The Prince and his Duchess will disembark today in Saint John, Newfoundland. Beginning of a short three-day journey that will certainly revive debates around the relevance of the monarchy in Canada.
A harsh reality remains. We'd rather endure royalty than attack its lack of credibility here.
So we pretend, we look for symbols and messages. This trip will be no exception.
Reconciliation and environment
From a prayer in Inuktitut, to a performance of Mi'kmaq music, to a meeting with Dene chiefs and elders in the Northwest Territories, this royal visit in honor of the Queen's Platinum Jubilee will part of the great debates of the moment.

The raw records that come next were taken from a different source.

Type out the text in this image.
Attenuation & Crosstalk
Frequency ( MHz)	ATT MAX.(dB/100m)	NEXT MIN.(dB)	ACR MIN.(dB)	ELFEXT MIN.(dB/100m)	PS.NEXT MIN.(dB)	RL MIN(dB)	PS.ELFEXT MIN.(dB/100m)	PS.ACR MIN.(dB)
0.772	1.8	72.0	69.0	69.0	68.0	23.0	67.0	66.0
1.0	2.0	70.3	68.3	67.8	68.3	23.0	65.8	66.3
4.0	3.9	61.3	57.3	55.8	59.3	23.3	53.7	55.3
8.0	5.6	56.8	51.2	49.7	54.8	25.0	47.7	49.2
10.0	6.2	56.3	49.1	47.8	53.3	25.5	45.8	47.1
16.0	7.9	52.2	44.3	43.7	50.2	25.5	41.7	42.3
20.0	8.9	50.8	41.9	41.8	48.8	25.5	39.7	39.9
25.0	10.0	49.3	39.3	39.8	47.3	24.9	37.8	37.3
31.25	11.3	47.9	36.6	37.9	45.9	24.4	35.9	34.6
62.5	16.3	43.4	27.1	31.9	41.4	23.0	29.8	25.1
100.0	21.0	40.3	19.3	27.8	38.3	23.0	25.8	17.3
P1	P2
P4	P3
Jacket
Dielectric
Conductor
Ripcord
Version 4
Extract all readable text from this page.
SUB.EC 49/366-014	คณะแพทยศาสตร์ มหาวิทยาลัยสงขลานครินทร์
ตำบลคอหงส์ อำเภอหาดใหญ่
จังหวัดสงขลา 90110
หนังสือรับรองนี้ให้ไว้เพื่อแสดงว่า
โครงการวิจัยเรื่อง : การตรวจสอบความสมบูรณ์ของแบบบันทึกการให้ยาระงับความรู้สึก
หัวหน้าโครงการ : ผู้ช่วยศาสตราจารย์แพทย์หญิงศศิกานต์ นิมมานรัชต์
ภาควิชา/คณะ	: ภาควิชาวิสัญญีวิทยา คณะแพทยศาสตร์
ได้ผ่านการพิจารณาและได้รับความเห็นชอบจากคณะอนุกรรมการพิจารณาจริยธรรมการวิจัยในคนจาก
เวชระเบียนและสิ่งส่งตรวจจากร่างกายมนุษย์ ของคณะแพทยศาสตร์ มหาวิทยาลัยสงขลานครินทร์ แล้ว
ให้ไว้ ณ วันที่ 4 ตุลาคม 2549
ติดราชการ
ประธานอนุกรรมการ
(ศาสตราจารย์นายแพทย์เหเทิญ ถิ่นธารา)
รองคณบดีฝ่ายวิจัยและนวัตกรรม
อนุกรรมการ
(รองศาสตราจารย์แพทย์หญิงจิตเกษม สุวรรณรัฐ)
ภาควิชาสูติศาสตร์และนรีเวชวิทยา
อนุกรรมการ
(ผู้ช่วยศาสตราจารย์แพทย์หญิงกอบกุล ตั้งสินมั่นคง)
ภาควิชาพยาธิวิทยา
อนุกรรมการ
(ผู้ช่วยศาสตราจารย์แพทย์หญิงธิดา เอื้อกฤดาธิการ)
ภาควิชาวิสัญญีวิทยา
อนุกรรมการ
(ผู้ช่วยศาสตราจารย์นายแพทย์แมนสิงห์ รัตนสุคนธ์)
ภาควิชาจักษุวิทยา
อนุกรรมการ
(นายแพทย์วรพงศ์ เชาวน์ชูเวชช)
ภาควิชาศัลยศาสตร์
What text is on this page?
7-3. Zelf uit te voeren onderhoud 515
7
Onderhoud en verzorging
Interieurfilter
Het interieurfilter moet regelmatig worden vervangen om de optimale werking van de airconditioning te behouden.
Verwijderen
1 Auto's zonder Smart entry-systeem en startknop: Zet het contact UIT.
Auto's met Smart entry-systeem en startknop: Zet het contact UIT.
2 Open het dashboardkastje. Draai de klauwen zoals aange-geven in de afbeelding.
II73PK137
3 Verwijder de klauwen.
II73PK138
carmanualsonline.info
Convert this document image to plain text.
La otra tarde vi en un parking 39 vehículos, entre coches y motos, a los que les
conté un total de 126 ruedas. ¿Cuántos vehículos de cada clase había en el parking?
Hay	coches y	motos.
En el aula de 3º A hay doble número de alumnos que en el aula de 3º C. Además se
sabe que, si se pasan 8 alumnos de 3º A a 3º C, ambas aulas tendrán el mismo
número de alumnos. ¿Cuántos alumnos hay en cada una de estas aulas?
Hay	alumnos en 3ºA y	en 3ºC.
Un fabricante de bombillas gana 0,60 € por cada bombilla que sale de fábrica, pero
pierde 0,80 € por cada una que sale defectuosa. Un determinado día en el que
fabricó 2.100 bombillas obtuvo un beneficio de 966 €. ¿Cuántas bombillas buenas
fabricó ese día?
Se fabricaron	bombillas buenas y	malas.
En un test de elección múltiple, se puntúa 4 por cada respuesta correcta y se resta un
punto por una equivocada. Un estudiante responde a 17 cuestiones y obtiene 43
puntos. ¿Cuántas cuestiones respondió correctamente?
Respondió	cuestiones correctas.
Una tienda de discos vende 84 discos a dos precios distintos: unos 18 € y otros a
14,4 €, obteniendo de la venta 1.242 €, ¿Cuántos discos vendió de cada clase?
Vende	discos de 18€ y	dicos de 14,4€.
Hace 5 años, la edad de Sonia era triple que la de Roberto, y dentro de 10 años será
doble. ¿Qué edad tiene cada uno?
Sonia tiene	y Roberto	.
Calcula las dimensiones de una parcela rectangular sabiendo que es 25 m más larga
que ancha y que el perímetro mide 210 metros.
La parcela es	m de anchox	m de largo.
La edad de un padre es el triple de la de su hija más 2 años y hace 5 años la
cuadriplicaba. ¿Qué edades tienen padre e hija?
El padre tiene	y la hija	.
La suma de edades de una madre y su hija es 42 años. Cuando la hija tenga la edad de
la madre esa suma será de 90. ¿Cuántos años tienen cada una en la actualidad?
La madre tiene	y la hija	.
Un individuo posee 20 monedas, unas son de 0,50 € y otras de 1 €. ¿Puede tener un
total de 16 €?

Yes, Prince Charles will reflect on the colonial heritage, bow down to its abuses and excesses.
He even risks saying a few words about the essential lessons that humanity must draw from the respect of indigenous peoples for the environment, their relationship to the land.
Supporters of the monarchy in Canada will want to see this as a strong signal in favor of reconciliation and the fight against climate change.
And yet, the majority will not believe it.
The monarchy will always remain a shaky colonial legacy. There is nothing Canadian about this monarchy, and yet we are too timid to dare to find an alternative to it.
Constitutionally, the monarchy, through the Governor General and her lieutenant governors, plays a fundamental role in the architecture of our parliamentary life.
To abolish it, one would have to know what to replace it with. An honorary president elected by universal suffrage like in Germany? Or elected 2/3 by the Senate and the Commons?
Worse, it would then require the agreement of the legislatures of the 10 provinces to consecrate any break with the monarchy.
Nothing simple there.
So we endure, we pretend. And during this time, we avoid entering modernity.